И все жалел, что после того раза пастухов не собирали больше.

С майского выгона до седой, морозом побитой травы пас совхозное стадо Ефимушка. И опять же не разлучался со своими коровами — шел в скотники или становился кормачом. На всю долгую зиму.

Был и такой случай: потерял пастух свой «химический» кнут. Показал городским рыболовам, где окуни бойко берут, те за богатый улов угостили вином. Гнал стадо, мотало из стороны в сторону.

Среди ночи проснулся, всполошился:

— Аннушка, а где кнут?

— Где положил, там и возьми.

Засобирался.

— Пойду искать.

— Спи…

— Не… Не… Без кнута мне негоже. Без кнута меня и коровы не признают.

Убежал. Нашел. И больше не терял…

На том же гвозде висит колечко пастушьего кнута. Не один раз Анна обжигалась взглядом об это колечко.
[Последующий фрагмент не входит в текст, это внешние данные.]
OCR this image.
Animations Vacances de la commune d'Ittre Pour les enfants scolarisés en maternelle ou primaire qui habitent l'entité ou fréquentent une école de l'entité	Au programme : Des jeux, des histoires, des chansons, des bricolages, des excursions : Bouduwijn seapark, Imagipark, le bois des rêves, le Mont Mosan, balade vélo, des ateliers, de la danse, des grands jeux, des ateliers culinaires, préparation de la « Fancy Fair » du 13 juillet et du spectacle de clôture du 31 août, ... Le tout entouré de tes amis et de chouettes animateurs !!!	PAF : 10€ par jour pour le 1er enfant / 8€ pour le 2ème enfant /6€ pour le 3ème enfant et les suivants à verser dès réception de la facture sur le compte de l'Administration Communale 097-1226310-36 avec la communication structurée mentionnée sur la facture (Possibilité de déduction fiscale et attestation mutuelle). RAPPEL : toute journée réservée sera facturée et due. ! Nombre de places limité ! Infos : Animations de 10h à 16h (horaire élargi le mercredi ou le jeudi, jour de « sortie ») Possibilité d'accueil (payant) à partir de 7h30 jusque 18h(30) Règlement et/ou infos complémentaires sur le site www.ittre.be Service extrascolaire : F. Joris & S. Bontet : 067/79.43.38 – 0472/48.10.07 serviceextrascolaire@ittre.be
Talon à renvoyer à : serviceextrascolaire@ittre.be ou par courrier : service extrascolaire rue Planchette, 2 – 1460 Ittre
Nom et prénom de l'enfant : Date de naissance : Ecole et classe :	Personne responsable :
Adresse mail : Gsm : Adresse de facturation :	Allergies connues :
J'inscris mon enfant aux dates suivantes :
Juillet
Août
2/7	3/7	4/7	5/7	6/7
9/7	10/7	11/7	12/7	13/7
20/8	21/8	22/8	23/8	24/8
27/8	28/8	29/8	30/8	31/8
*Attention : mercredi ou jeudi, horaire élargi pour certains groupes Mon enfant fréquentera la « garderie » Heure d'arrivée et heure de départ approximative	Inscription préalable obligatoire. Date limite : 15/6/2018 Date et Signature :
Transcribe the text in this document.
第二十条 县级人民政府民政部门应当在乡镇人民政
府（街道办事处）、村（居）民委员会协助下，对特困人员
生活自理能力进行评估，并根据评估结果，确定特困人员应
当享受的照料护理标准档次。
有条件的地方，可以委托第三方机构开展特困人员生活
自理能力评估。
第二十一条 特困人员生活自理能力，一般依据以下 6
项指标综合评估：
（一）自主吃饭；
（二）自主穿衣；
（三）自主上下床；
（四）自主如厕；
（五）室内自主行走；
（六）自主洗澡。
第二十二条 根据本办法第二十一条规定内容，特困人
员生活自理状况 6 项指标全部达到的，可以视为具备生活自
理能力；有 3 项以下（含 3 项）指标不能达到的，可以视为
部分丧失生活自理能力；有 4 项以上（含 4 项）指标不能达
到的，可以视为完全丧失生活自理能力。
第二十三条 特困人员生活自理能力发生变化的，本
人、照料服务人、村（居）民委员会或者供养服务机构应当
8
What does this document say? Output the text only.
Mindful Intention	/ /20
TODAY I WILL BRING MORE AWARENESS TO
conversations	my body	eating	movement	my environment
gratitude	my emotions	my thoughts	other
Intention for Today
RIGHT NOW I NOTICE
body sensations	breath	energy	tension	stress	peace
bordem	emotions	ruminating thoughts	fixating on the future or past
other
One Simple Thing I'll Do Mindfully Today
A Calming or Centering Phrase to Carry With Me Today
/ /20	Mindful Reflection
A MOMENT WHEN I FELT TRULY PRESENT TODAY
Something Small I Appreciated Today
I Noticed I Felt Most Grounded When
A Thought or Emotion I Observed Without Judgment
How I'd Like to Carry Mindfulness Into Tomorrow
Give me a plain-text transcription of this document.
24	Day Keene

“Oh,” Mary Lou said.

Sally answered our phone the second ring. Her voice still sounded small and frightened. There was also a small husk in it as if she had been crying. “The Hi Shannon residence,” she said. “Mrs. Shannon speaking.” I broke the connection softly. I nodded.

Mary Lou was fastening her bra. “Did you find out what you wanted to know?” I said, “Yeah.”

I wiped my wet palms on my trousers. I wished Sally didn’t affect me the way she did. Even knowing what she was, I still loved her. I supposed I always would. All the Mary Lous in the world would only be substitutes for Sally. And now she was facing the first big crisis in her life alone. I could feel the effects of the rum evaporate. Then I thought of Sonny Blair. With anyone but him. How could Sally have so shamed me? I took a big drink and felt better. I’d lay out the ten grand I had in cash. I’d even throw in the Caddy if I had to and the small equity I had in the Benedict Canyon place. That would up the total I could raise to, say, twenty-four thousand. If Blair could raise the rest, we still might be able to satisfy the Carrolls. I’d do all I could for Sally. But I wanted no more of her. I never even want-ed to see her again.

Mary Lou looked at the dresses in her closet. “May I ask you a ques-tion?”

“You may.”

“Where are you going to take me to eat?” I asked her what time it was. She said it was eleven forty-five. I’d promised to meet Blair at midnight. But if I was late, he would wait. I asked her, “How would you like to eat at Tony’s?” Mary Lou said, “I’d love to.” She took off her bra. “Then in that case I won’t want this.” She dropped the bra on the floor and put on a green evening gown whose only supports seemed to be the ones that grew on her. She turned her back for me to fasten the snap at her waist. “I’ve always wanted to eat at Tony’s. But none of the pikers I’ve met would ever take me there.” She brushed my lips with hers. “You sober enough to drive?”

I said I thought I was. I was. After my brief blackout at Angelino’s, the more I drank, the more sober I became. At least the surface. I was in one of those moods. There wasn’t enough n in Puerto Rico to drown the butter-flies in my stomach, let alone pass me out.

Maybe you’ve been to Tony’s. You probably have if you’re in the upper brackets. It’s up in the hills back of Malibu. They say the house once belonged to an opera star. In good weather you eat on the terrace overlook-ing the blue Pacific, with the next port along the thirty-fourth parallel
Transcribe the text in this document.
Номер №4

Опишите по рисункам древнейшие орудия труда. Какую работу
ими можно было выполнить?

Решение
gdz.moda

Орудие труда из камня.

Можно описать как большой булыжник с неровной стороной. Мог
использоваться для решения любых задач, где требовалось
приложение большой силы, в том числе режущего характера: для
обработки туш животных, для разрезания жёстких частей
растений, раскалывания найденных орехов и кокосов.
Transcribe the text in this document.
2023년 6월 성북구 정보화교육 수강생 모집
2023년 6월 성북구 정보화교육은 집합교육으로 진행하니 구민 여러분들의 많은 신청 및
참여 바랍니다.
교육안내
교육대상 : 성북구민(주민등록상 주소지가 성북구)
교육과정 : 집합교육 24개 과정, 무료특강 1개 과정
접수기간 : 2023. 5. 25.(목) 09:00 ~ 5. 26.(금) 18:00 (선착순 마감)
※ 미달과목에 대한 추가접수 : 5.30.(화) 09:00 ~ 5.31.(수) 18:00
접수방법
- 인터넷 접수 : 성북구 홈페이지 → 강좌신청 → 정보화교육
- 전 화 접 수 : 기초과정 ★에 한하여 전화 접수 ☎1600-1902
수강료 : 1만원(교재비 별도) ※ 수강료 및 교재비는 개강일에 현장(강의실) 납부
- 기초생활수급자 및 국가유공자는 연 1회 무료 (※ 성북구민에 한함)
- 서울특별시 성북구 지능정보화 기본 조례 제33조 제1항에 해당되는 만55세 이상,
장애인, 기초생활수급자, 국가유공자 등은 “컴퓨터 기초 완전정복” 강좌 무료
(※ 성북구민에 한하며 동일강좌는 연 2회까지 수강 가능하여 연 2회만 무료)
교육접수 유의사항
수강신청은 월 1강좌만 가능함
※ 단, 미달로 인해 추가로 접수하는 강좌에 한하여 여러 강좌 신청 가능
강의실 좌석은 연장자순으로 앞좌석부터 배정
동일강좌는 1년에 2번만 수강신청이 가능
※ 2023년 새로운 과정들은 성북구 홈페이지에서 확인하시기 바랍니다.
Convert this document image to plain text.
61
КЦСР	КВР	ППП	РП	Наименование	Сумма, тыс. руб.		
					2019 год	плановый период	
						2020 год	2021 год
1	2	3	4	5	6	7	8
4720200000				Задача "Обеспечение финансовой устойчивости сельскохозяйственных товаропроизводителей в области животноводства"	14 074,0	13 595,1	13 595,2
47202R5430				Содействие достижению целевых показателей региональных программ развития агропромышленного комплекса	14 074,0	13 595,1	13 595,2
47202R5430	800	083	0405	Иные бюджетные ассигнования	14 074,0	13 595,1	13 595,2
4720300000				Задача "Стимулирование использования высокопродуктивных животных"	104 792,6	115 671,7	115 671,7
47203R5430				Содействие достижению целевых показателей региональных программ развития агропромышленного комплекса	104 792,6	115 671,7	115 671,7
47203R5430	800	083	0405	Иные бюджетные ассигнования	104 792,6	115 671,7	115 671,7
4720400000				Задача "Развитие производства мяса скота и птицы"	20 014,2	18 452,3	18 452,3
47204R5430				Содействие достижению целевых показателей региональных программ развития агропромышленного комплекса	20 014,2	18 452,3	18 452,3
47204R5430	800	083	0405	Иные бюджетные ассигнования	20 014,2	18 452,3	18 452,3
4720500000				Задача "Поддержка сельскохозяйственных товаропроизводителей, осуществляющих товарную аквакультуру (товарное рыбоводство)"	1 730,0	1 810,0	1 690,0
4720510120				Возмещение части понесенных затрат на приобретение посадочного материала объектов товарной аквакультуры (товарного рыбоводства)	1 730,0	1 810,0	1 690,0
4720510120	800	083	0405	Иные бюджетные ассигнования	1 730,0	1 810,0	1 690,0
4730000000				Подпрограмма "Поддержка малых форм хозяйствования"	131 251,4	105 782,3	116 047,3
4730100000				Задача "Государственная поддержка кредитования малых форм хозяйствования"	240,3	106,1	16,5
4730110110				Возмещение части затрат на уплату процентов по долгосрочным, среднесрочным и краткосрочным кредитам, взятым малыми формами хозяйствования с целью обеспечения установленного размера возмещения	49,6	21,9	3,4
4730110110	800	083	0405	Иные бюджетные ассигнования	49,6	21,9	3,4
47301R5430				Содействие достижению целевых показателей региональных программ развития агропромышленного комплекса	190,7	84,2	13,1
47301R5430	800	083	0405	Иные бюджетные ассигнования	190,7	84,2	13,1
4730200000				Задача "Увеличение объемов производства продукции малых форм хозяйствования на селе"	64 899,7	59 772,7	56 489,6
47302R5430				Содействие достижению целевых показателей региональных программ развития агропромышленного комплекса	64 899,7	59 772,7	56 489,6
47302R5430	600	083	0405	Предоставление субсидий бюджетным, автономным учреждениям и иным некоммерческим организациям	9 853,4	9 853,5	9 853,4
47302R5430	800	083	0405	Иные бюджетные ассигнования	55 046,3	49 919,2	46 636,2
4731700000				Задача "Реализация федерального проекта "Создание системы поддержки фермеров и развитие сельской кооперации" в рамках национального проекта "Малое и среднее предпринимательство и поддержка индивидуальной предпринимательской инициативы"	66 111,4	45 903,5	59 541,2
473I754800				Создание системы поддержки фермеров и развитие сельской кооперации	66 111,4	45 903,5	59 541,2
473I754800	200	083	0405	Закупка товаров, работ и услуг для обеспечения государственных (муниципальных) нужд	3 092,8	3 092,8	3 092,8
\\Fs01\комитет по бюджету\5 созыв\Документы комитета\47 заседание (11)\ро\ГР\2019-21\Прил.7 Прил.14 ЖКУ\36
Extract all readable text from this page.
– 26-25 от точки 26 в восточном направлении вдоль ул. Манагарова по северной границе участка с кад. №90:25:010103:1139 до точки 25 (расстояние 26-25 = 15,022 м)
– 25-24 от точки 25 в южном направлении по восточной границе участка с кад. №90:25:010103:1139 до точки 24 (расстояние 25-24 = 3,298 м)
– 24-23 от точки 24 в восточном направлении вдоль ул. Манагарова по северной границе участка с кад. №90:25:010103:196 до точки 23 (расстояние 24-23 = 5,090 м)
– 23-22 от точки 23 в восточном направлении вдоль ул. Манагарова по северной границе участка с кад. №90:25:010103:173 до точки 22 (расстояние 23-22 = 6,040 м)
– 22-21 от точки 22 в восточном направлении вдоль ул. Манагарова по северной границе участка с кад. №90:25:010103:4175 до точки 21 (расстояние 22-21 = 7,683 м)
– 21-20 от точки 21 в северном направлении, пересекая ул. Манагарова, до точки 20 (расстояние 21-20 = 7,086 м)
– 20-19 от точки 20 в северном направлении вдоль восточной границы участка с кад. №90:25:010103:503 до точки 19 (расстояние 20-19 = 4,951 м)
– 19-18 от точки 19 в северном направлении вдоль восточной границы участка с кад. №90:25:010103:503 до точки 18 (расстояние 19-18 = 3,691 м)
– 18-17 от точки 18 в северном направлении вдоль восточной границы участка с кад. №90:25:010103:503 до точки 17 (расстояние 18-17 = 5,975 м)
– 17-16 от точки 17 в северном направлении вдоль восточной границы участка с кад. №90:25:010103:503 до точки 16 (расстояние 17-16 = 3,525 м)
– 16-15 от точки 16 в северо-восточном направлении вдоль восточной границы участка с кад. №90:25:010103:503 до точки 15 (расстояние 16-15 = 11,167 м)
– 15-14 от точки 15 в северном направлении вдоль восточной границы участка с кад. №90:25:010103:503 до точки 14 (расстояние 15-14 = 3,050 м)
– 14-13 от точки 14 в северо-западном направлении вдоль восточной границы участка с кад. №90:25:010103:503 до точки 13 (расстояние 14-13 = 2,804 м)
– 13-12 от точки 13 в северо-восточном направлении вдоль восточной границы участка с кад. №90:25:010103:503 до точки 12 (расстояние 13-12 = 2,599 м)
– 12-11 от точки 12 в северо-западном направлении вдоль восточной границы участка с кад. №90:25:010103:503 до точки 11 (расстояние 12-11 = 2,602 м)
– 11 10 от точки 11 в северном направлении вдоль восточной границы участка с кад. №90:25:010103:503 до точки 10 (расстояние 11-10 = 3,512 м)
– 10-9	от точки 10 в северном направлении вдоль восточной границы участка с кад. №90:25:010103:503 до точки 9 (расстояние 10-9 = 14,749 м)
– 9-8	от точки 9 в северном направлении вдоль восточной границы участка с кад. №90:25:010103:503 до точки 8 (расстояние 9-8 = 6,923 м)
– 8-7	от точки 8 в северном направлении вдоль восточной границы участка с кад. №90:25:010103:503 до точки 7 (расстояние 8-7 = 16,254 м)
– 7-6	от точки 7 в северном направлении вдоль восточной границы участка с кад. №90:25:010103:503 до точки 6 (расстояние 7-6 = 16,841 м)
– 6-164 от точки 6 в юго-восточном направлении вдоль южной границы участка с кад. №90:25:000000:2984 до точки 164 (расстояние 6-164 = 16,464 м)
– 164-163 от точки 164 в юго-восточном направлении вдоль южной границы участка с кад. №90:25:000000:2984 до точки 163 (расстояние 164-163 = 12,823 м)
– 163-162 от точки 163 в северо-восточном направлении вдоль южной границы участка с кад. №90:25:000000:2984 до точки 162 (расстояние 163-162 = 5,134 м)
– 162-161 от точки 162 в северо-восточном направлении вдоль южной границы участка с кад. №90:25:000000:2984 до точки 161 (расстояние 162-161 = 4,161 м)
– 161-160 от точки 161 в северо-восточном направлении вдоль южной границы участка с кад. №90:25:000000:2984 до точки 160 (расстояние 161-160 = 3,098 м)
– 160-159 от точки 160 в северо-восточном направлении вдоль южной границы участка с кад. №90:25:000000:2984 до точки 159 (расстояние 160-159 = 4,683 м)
Хотела снять, спрятать с глаз долой. Подходила, а рука не тянется. Не слушается рука…


— Нюрка, когда свадьба?

Кто бы ни повстречался, у всех, как, скажи, сговорились, на языке один вопрос. Она вспыхивала, как береста на огне.

— Скоро.

Не отставали:

— Когда — скоро?

— На май…

— На май?! Ой, девка, свадьба на май — всю жизнь маяться.

Она серчала, круглые глаза суживались:

— А как бы в январе? Всю жизнь мерзнуть, так, что ли?

Жаловалась матери:

— Деревенские говорят: свадьба в мае — маяться буду…

— Слушай их… Главное — в чем? По любви выходишь. По люб-ви-и, — рассудительно отвечала мать.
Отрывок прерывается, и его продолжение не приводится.